O ministro Marco Aurélio, relator das ADCs, é o primeiro a votar. Em seguida votam os demais ministros, nesta ordem: Alexandre de Moraes, Edson Fachin, Luís Roberto Barroso, Rosa Weber, Luiz Fux, Carmen Lúcia, Ricardo Lewandowski, Gilmar Mendes, Celso de Mello e Dias Toffoli.
As três ADCs em julgamento foram ajuizadas pelo antigo PEN (atual Patriota), PCdoB e Ordem dos Advogados do Brasil (OAB).

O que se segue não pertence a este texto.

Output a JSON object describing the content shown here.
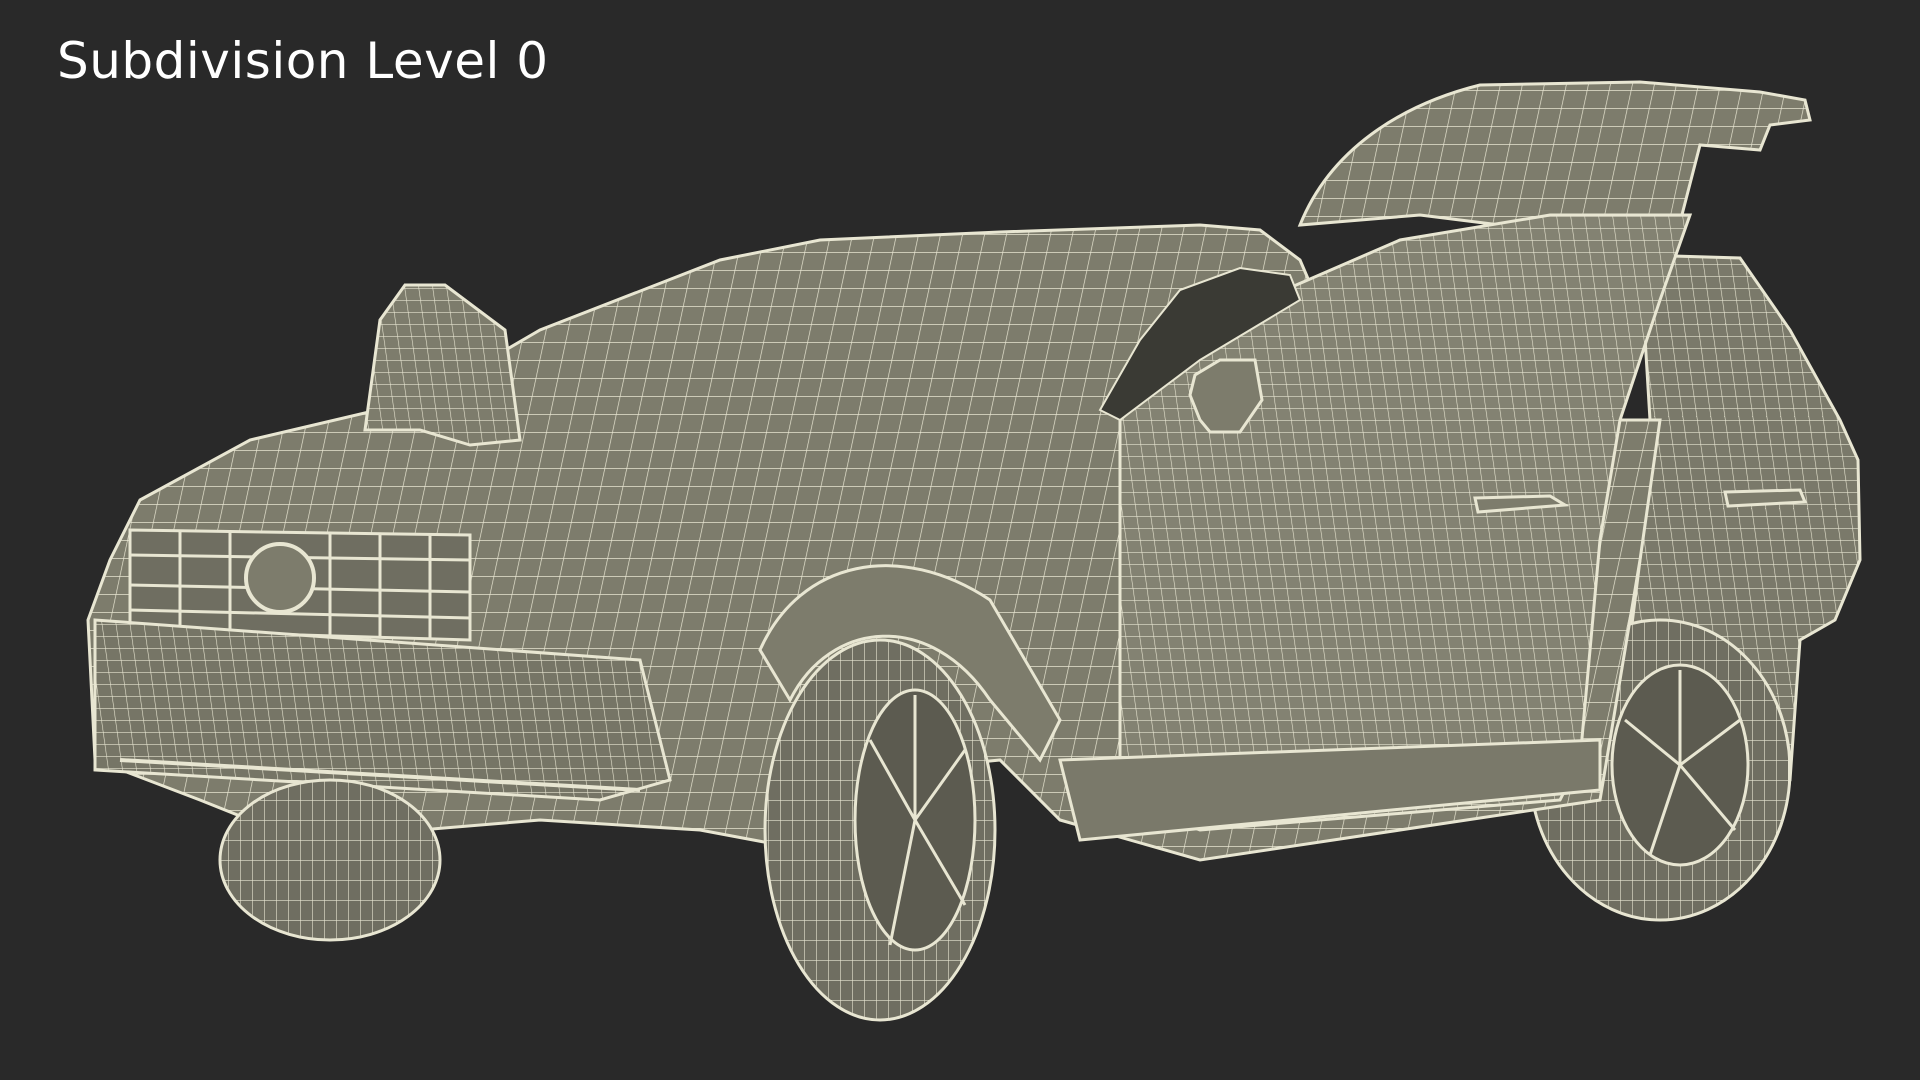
{
  "caption": {
    "text": "Subdivision Level 0"
  },
  "render": {
    "subject": "car-3d-wireframe-model",
    "colors": {
      "background": "#292929",
      "body_fill": "#7d7c6c",
      "body_shade": "#5e5d52",
      "wire": "#e8e6d2",
      "interior": "#3a3a34"
    }
  }
}
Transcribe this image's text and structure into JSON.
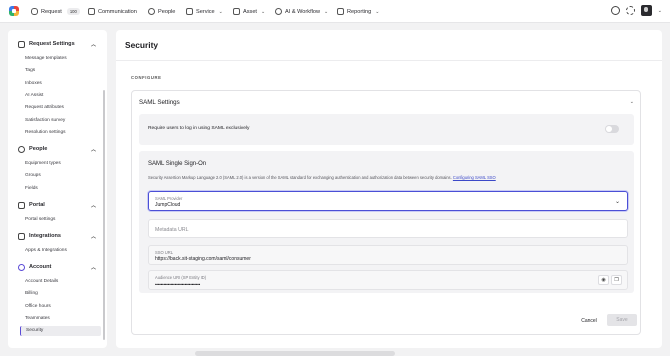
{
  "nav": {
    "items": [
      {
        "label": "Request",
        "icon": "inbox-icon",
        "badge": "100"
      },
      {
        "label": "Communication",
        "icon": "megaphone-icon"
      },
      {
        "label": "People",
        "icon": "person-icon"
      },
      {
        "label": "Service",
        "icon": "stack-icon",
        "has_chevron": true
      },
      {
        "label": "Asset",
        "icon": "asset-icon",
        "has_chevron": true
      },
      {
        "label": "AI & Workflow",
        "icon": "wand-icon",
        "has_chevron": true
      },
      {
        "label": "Reporting",
        "icon": "chart-icon",
        "has_chevron": true
      }
    ],
    "right_icons": [
      "search-icon",
      "gear-icon",
      "avatar"
    ]
  },
  "sidebar": {
    "sections": [
      {
        "title": "Request Settings",
        "icon": "inbox-icon",
        "items": [
          "Message templates",
          "Tags",
          "Inboxes",
          "AI Assist",
          "Request attributes",
          "Satisfaction survey",
          "Resolution settings"
        ]
      },
      {
        "title": "People",
        "icon": "person-icon",
        "items": [
          "Equipment types",
          "Groups",
          "Fields"
        ]
      },
      {
        "title": "Portal",
        "icon": "home-icon",
        "items": [
          "Portal settings"
        ]
      },
      {
        "title": "Integrations",
        "icon": "grid-icon",
        "items": [
          "Apps & Integrations"
        ]
      },
      {
        "title": "Account",
        "icon": "gear-icon",
        "items": [
          "Account Details",
          "Billing",
          "Office hours",
          "Teammates",
          "Security"
        ]
      }
    ],
    "active_item": "Security"
  },
  "main": {
    "title": "Security",
    "section_label": "CONFIGURE",
    "card": {
      "title": "SAML Settings",
      "require_saml_label": "Require users to log in using SAML exclusively",
      "require_saml_enabled": false,
      "sso": {
        "title": "SAML Single Sign-On",
        "description": "Security Assertion Markup Language 2.0 (SAML 2.0) is a version of the SAML standard for exchanging authentication and authorization data between security domains.",
        "link_text": "Configuring SAML SSO",
        "provider_label": "SAML Provider",
        "provider_value": "JumpCloud",
        "metadata_placeholder": "Metadata URL",
        "sso_url_label": "SSO URL",
        "sso_url_value": "https://back.sit-staging.com/saml/consumer",
        "audience_label": "Audience URI (SP Entity ID)",
        "audience_value": "••••••••••••••••••••••••••••••••"
      },
      "cancel_label": "Cancel",
      "save_label": "Save"
    }
  },
  "colors": {
    "accent": "#5b4bd6",
    "link": "#3b48c8",
    "focus": "#4b4fd6"
  }
}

O Patriota pede, na ADC, que seja reconhecida a "legitimidade constitucional da recente opção do legislador de condicionar o início do cumprimento da pena de prisão ao trânsito em julgado da sentença penal condenatória".
Já o PCdoB argumenta que "um número considerável de prisões – na forma de antecipação de pena – vem sendo decretado pelos mais diversos tribunais do país de forma incompatível com a extensão da garantia da presunção de inocência, tal como definido atualmente pela maioria desse excelso STF". O partido entende que, mesmo que a prisão em segunda instância seja autorizada pelo Supremo, ela não deve ser automática e deve ser fundamentada caso a caso, observando os requisitos necessários para prisão preventiva.
Por fim, a OAB pede do STF uma definição do "alcance e âmbito de incidência dos princípios da presunção de inocência e da ampla defesa".